The contrast couldn’t have been more profound:
“You can do this!”
“You are incredibly capable!”
“You are a role model for others”
“You are a real leader.”
“I encourage you to go back to school – you are so smart.”
“You are gifted with people.”
“Your family must be so proud.”
20 phrases later Paper Sam was smoother but still bore some residual scars. There was no way that all that crumpling could be undone, it was too much and too prolonged
We all know the power of words, but sometimes we are given a new way of looking at that power. Watching Paper Sam crumpled time upon time as memories of words came flooding out was poignant and powerful. We had personalized Sam – he was us and each time he took a beating we took a beating. Equally powerful were the attempts to smooth the crinkles and restore Paper Sam to his former self through words of affirmation and acts of restoration. That too was us.
While words of insult tear down, words of affirmation restore. While some hands crumple and crush, others gently smooth. While sin tears down, grace and redemption restore.
Where have you seen the power of words in your life for good or for ill?

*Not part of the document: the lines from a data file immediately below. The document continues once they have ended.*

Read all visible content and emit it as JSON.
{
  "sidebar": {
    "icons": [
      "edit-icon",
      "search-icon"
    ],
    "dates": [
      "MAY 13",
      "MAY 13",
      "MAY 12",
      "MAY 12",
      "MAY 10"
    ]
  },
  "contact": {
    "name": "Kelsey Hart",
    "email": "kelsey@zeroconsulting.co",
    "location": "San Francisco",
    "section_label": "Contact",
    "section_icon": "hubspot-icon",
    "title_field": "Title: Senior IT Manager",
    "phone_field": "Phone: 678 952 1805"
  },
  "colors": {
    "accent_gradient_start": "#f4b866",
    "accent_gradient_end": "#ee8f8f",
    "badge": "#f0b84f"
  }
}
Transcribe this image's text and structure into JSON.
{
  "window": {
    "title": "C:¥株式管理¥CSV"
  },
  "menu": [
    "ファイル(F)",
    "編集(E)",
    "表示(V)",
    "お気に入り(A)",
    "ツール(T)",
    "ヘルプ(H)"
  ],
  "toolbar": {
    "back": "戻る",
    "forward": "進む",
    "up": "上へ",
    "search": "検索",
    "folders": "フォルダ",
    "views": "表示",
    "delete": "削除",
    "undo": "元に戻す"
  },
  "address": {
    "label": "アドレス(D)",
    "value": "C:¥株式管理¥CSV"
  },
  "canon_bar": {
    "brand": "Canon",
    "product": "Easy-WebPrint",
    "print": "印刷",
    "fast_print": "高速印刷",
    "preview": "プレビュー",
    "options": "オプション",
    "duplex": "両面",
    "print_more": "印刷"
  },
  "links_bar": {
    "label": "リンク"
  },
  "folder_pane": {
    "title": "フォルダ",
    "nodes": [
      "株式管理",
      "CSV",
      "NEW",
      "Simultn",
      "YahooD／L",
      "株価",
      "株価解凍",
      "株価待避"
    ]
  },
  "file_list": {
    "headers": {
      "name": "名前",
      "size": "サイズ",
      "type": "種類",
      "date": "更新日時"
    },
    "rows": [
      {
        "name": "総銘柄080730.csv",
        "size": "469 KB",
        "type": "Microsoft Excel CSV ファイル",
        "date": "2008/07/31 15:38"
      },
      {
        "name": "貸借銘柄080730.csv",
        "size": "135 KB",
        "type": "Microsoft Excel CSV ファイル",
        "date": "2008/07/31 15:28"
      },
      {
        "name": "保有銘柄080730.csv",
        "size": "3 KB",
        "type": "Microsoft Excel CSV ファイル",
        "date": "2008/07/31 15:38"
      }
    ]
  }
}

Tell your story in the comment section.
11 thoughts on “Paper Sam and the Power of Words”
Powerful exercise. May I re post on my face book page, please? Attributing to you of course
I would be honored to have you post- thank you. And it was tremendously powerful…
Marilyn Gardner Sent from my iPhone
“Sticks and stones may break my bones, but WORDS will never hurt me.” I’ve heard this all my life. Who said this? What is the meaning? Did he/she not know the power of words, both to hurt and to heal?
I never understood that either Bettie – yet to this day it’s used!! Whoever thought it up should answer to this!
i am a paper sam. i was crumpled time and time again. no dad. abusive stepdad. powerless mother. inferiority disorder in school. words i heard many that crumpled and crumpled me.
But restoration was also ongoing. mom tried her best with her gentle words and reassurance. she always was there for me, with me (even if silent), i felt her presence and love. and my grandmother was there for me. i only saw adoration in her eyes for me. i am her first grand daughter – a lot more she had later. but i always felt i was special.
and then i have my education and all the words of praise that i receive from kindly teachers who sort of understoond my silence.
And later in life, words of appreciation from wonderful colleagues just gives me tha balance i need.
After a tragedy with loosing a child i was feeling more like the badly crumpled sam. It was a low time for me – it was luck that i came across a group of people who helped me get the bitterness out. It was a class somehow similar to what you described.
They helped smoothen out the paper sam in me … and to the most part I am glad for what I went through.
Through my life’s experience I have learned compassion. How everyone needs it … How we should never abuse, never make fun of others.
Thanks Marilyn for the wonderful work you are doing :)
Amira — I read your story 3 times. This is such a strong picture of hurt and restoration. And there is so much more, I know, between the words that would never fit in a comment. Thank you for sharing this. It’s a gift.
Powerful exercise!!! Powerful lesson in being kind with words, to the best of my ability at all times. With awareness of the impact of my words, I can also improve, with effort, my impact on my portion of the world in a positive manner!
Dave – thanks for the comment. It was a tremendously powerful exercise. Would be interesting to change up the exercise and think about those things that participants have said that caused the crumple on the playground.